For inference, you would need to run scripts/inference_seq2seq.sh. Here are the inference settings we used to get the outputs of our three baseline systems:

Joint+Morph:

export DATA_DIR=/home/ba63/gender-rewriting/data/rewrite/apgc-v2.1/joint

python main.py \
 --data_dir $DATA_DIR \
 --embed_trg_gender \
 --trg_gender_embed_dim 10 \
 --use_morph_features \
 --analyzer_db_path /scratch/ba63/calima_databases/calima-msa/calima-msa-s31_0.4.2.utf8.db.copy-mod \
 --embed_dim 128 \
 --hidd_dim 256 \
 --num_layers 2 \
 --learning_rate 5e-4 \
 --seed 21 \
 --model_path saved_models/multi_user/joint+morph.pt \
 --do_inference \
 --inference_mode dev \
 --preds_dir logs/multi_user/dev.joint+morph

Joint+Side Constraints:

export DATA_DIR=/home/ba63/gender-rewriting/data/rewrite/apgc-v2.1/joint

python main.py \
 --data_dir $DATA_DIR \
 --add_side_constraints \
 --embed_dim 128 \
 --hidd_dim 256 \
 --num_layers 2 \
 --learning_rate 5e-4 \
 --seed 21 \
 --model_path saved_models/multi_user_side_constraints/joint.pt \
 --do_inference \
 --inference_mode dev \
 --preds_dir logs/multi_user_side_constraints/dev.joint

Joint+Side Constraints+Morph:

export DATA_DIR=/home/ba63/gender-rewriting/data/rewrite/apgc-v2.1/joint

python main.py \
 --data_dir $DATA_DIR \
 --add_side_constraints \
 --use_morph_features \
 --analyzer_db_path /scratch/ba63/calima_databases/calima-msa/calima-msa-s31_0.4.2.utf8.db.copy-mod \
 --embed_dim 128 \
 --hidd_dim 256 \
 --num_layers 2 \
 --learning_rate 5e-4 \
 --seed 21 \
 --model_path saved_models/multi_user_side_constraints/joint+morph.pt \
 --do_inference \
 --inference_mode dev \
 --preds_dir logs/multi_user_side_constraints/dev.joint+morph

To get the inference on the test set of the Joint+Side Constraint+Morph system, you just have to switch the inference_mode from dev to test.
The outputs of the joint baseline systems are in logs/multi_user and logs/multi_user_side_constraints.
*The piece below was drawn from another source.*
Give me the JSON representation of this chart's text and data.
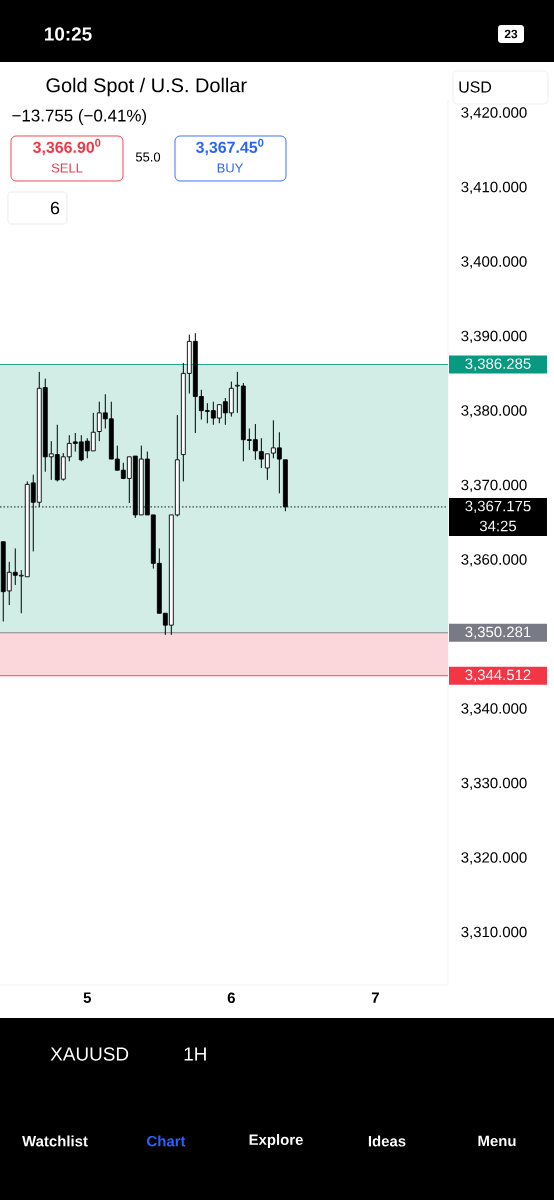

Files ending with .eval have the M2 and BLEU evaluation scores.

Evaluation:

After running the inference, all of the systems outputs will be in logs/multi_user_side_constraints and logs/multi_user. logs/multi_user has the outputs of the Joint+Morph system and logs/multi_user_side_constraints has the outputs of both Joint+Side Constraints and Joint+Side Constraints+Morph. Files ending with inf indicate that the inference was done using greedy decoding and files ending with beam indicate that the inference was done using beam search.

To run the M2 scorer and BLEU evaluation, you would need to run scripts/run_eval_norm_joint.sh. Make sure to set the DECODING variable to inf or beam to switch between evaluating greedy and beam decoding outputs, respectively.
Note: All of our evaluation was done in Alif/Ya/Ta-Marbuta normalized space using the utils/normalize.py script. This script was used to generated the *norm files in logs/*/*.